SAN DIEGO--(BUSINESS WIRE)--Innovative Industrial Properties, Inc. (NYSE: IIPR) (the “Company”) announced today that it will reclassify all outstanding shares of Class A common stock and Class B common stock into a single class of common stock on a one-for-one basis. There are no shares of Class B common stock outstanding, as all shares of Class B common stock were redeemed by the Company for $0.001 per share (par value) immediately prior to the Company's initial public offering in December 2016.
To implement the reclassification, the Company plans to file an amended and restated charter with the Secretary of State of the State of Maryland, which the Company expects to become effective at 5:00 pm Eastern Time on January 26, 2017. Upon the effectiveness of the amended and restated charter, each share of the Company's outstanding Class A common stock and Class B common stock will be automatically reclassified as, and become one share of, a new single class of common stock named "common stock" that has the same voting powers, preferences, rights and qualifications, limitations and restrictions as the current Class A common stock.

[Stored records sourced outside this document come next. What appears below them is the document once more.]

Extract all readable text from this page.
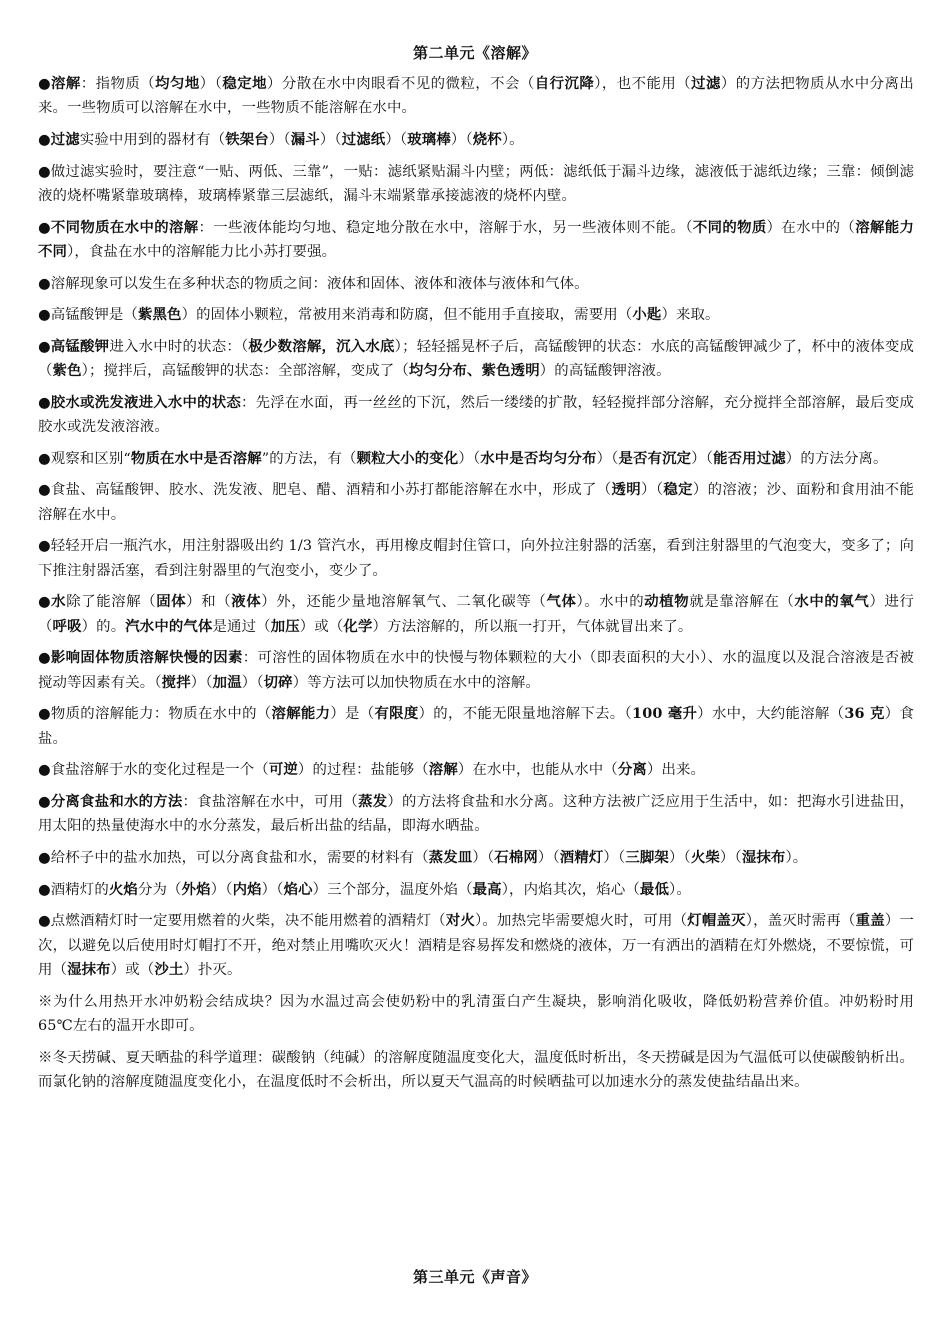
第二单元《溶解》

●溶解：指物质（均匀地）（稳定地）分散在水中肉眼看不见的微粒，不会（自行沉降），也不能用（过滤）的方法把物质从水中分离出来。一些物质可以溶解在水中，一些物质不能溶解在水中。

●过滤实验中用到的器材有（铁架台）（漏斗）（过滤纸）（玻璃棒）（烧杯）。

●做过滤实验时，要注意“一贴、两低、三靠”，一贴：滤纸紧贴漏斗内壁；两低：滤纸低于漏斗边缘，滤液低于滤纸边缘；三靠：倾倒滤液的烧杯嘴紧靠玻璃棒，玻璃棒紧靠三层滤纸，漏斗末端紧靠承接滤液的烧杯内壁。

●不同物质在水中的溶解：一些液体能均匀地、稳定地分散在水中，溶解于水，另一些液体则不能。（不同的物质）在水中的（溶解能力不同），食盐在水中的溶解能力比小苏打要强。

●溶解现象可以发生在多种状态的物质之间：液体和固体、液体和液体与液体和气体。

●高锰酸钾是（紫黑色）的固体小颗粒，常被用来消毒和防腐，但不能用手直接取，需要用（小匙）来取。

●高锰酸钾进入水中时的状态：（极少数溶解，沉入水底）；轻轻摇晃杯子后，高锰酸钾的状态：水底的高锰酸钾减少了，杯中的液体变成（紫色）；搅拌后，高锰酸钾的状态：全部溶解，变成了（均匀分布、紫色透明）的高锰酸钾溶液。

●胶水或洗发液进入水中的状态：先浮在水面，再一丝丝的下沉，然后一缕缕的扩散，轻轻搅拌部分溶解，充分搅拌全部溶解，最后变成胶水或洗发液溶液。

●观察和区别“物质在水中是否溶解”的方法，有（颗粒大小的变化）（水中是否均匀分布）（是否有沉定）（能否用过滤）的方法分离。

●食盐、高锰酸钾、胶水、洗发液、肥皂、醋、酒精和小苏打都能溶解在水中，形成了（透明）（稳定）的溶液；沙、面粉和食用油不能溶解在水中。

●轻轻开启一瓶汽水，用注射器吸出约 1/3 管汽水，再用橡皮帽封住管口，向外拉注射器的活塞，看到注射器里的气泡变大，变多了；向下推注射器活塞，看到注射器里的气泡变小，变少了。

●水除了能溶解（固体）和（液体）外，还能少量地溶解氧气、二氧化碳等（气体）。水中的动植物就是靠溶解在（水中的氧气）进行（呼吸）的。汽水中的气体是通过（加压）或（化学）方法溶解的，所以瓶一打开，气体就冒出来了。

●影响固体物质溶解快慢的因素：可溶性的固体物质在水中的快慢与物体颗粒的大小（即表面积的大小）、水的温度以及混合溶液是否被搅动等因素有关。（搅拌）（加温）（切碎）等方法可以加快物质在水中的溶解。

●物质的溶解能力：物质在水中的（溶解能力）是（有限度）的，不能无限量地溶解下去。（100 毫升）水中，大约能溶解（36 克）食盐。

●食盐溶解于水的变化过程是一个（可逆）的过程：盐能够（溶解）在水中，也能从水中（分离）出来。

●分离食盐和水的方法：食盐溶解在水中，可用（蒸发）的方法将食盐和水分离。这种方法被广泛应用于生活中，如：把海水引进盐田，用太阳的热量使海水中的水分蒸发，最后析出盐的结晶，即海水晒盐。

●给杯子中的盐水加热，可以分离食盐和水，需要的材料有（蒸发皿）（石棉网）（酒精灯）（三脚架）（火柴）（湿抹布）。

●酒精灯的火焰分为（外焰）（内焰）（焰心）三个部分，温度外焰（最高），内焰其次，焰心（最低）。

●点燃酒精灯时一定要用燃着的火柴，决不能用燃着的酒精灯（对火）。加热完毕需要熄火时，可用（灯帽盖灭），盖灭时需再（重盖）一次，以避免以后使用时灯帽打不开，绝对禁止用嘴吹灭火！酒精是容易挥发和燃烧的液体，万一有洒出的酒精在灯外燃烧，不要惊慌，可用（湿抹布）或（沙土）扑灭。

※为什么用热开水冲奶粉会结成块？因为水温过高会使奶粉中的乳清蛋白产生凝块，影响消化吸收，降低奶粉营养价值。冲奶粉时用 65℃左右的温开水即可。

※冬天捞碱、夏天晒盐的科学道理：碳酸钠（纯碱）的溶解度随温度变化大，温度低时析出，冬天捞碱是因为气温低可以使碳酸钠析出。而氯化钠的溶解度随温度变化小，在温度低时不会析出，所以夏天气温高的时候晒盐可以加速水分的蒸发使盐结晶出来。

第三单元《声音》
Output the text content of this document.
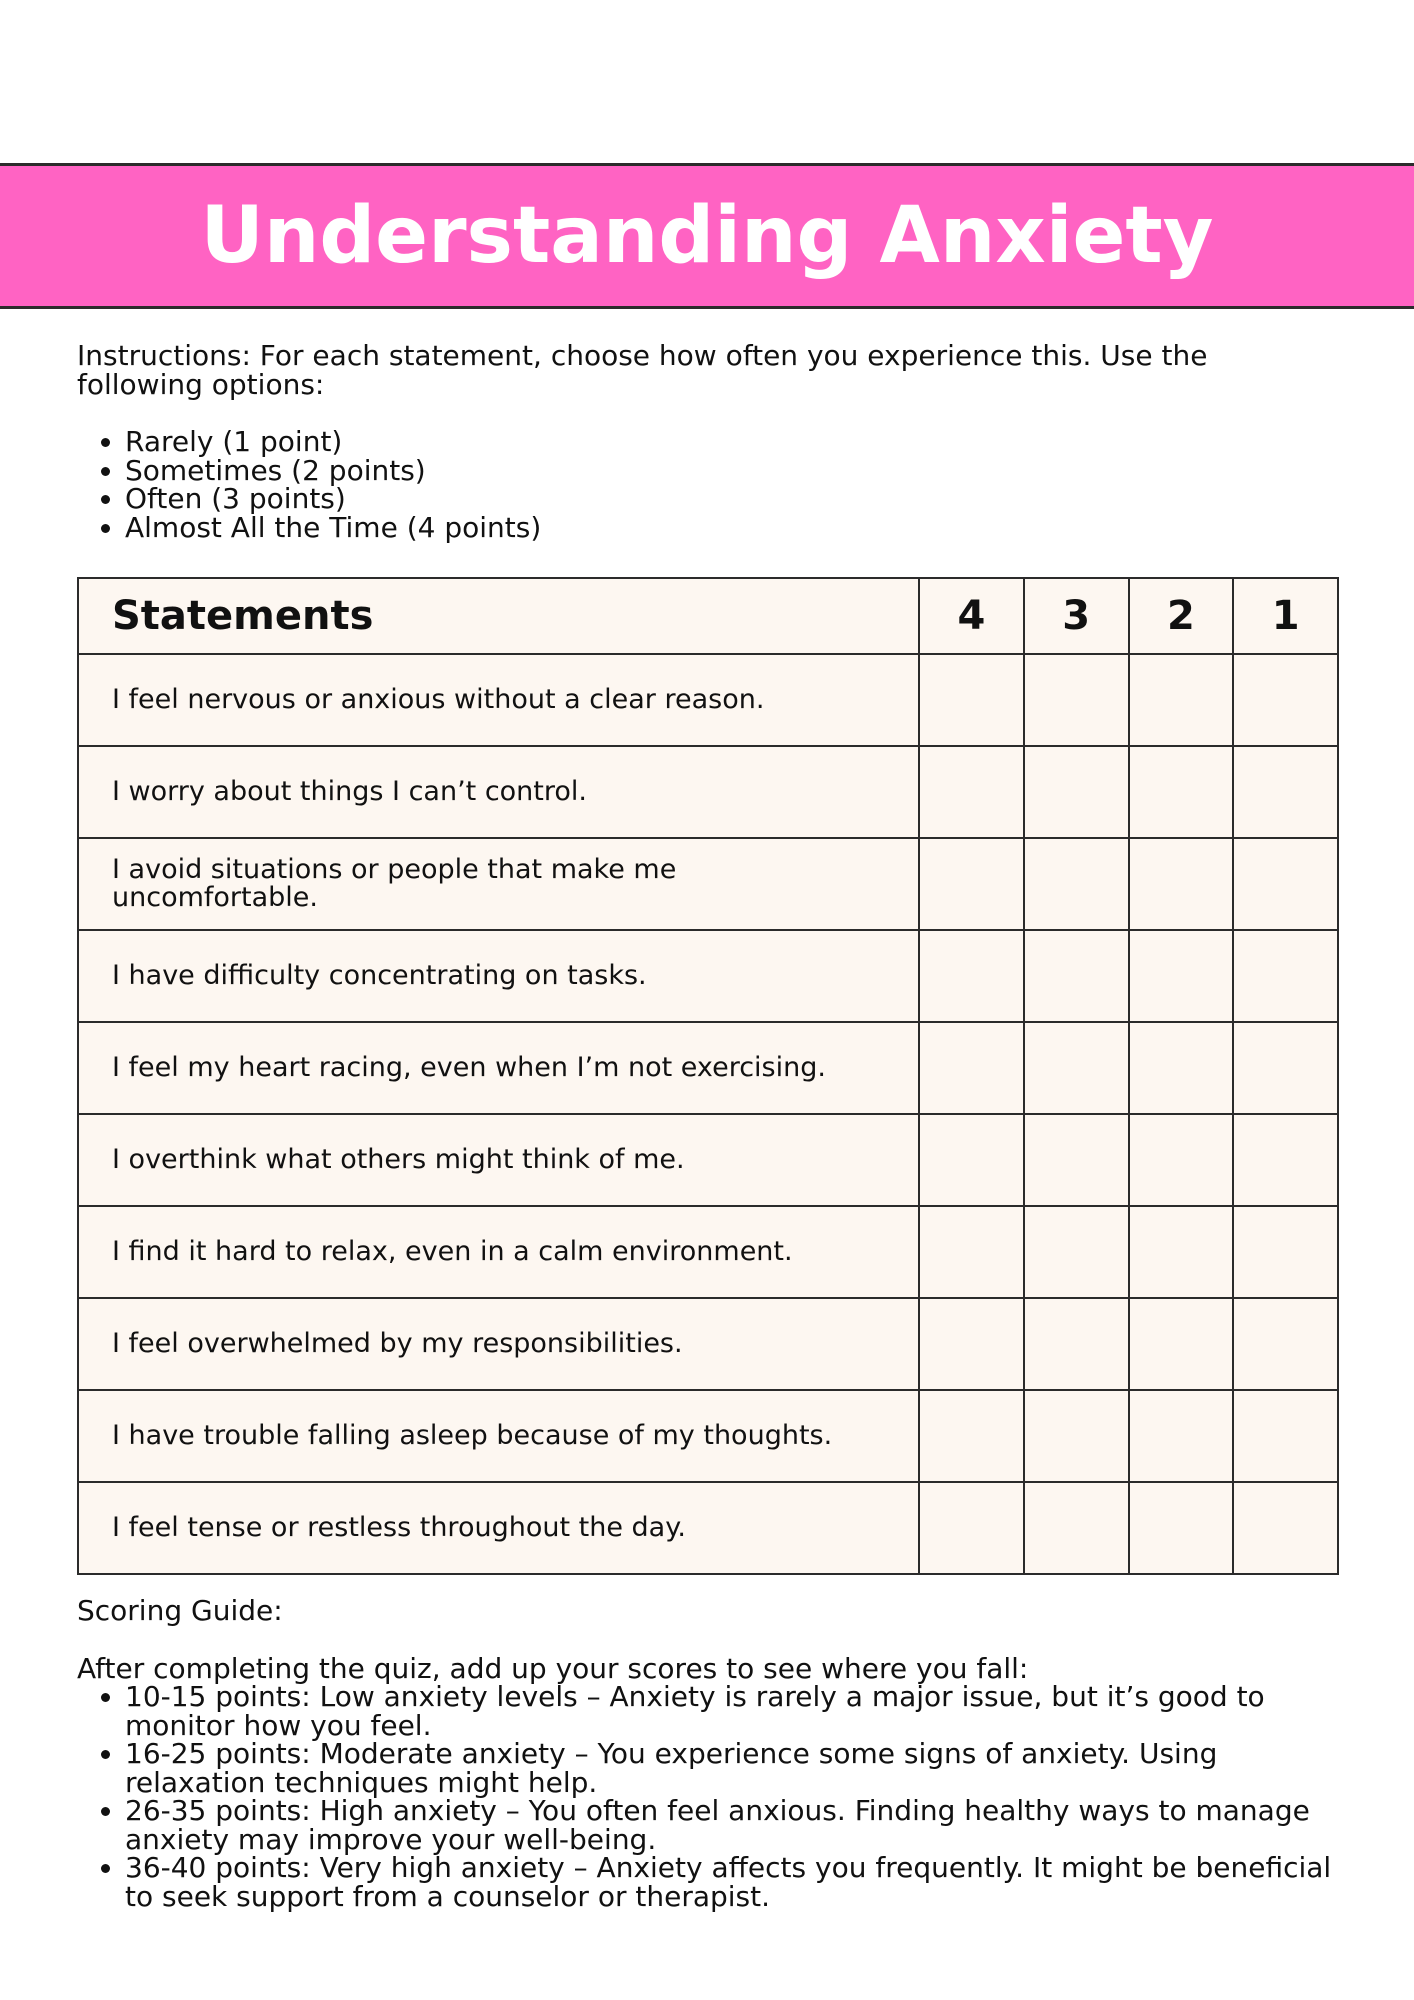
Understanding Anxiety

Instructions: For each statement, choose how often you experience this. Use the following options:

• Rarely (1 point)
• Sometimes (2 points)
• Often (3 points)
• Almost All the Time (4 points)
Statements	4	3	2	1
I feel nervous or anxious without a clear reason.				
I worry about things I can’t control.				
I avoid situations or people that make me uncomfortable.				
I have difficulty concentrating on tasks.				
I feel my heart racing, even when I’m not exercising.				
I overthink what others might think of me.				
I find it hard to relax, even in a calm environment.				
I feel overwhelmed by my responsibilities.				
I have trouble falling asleep because of my thoughts.				
I feel tense or restless throughout the day.				

Scoring Guide:

After completing the quiz, add up your scores to see where you fall:

• 10-15 points: Low anxiety levels – Anxiety is rarely a major issue, but it’s good to monitor how you feel.
• 16-25 points: Moderate anxiety – You experience some signs of anxiety. Using relaxation techniques might help.
• 26-35 points: High anxiety – You often feel anxious. Finding healthy ways to manage anxiety may improve your well-being.
• 36-40 points: Very high anxiety – Anxiety affects you frequently. It might be beneficial to seek support from a counselor or therapist.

Trading in the Class A common stock is expected to cease after the markets close on January 26, 2017 and trading in the Company's single class of common stock is expected to commence on January 27, 2017. There will be no change in the ticker symbol or CUSIP number for the current Class A common stock being converted to common stock.
About Innovative Industrial Properties
Innovative Industrial Properties, Inc. is a self-advised Maryland corporation focused on the acquisition, ownership and management of specialized industrial properties leased to experienced, state-licensed operators for their regulated medical-use cannabis facilities. Innovative Industrial Properties intends to elect to be taxed as a real estate investment trust. Additional information is available at www.innovativeindustrialproperties.com.
This press release contains statements that we believe to be “forward-looking statements” within the meaning of the safe harbor provisions of the Private Securities Litigation Reform Act of 1995. All statements other than historical facts are forward-looking statements, including, without limitation, the Company's plans and expectations regarding the reclassification of its Class A common stock and Class B common stock into a single class of common stock. When used in this press release, words such as we “expect,” “intend,” “plan,” “estimate,” “anticipate,” “believe” or “should” or the negative thereof or similar terminology are generally intended to identify forward-looking statements. Such forward-looking statements are subject to risks and uncertainties that could cause actual results to differ materially from those expressed in, or implied by, such statements. Investors should not place undue reliance upon forward-looking statements.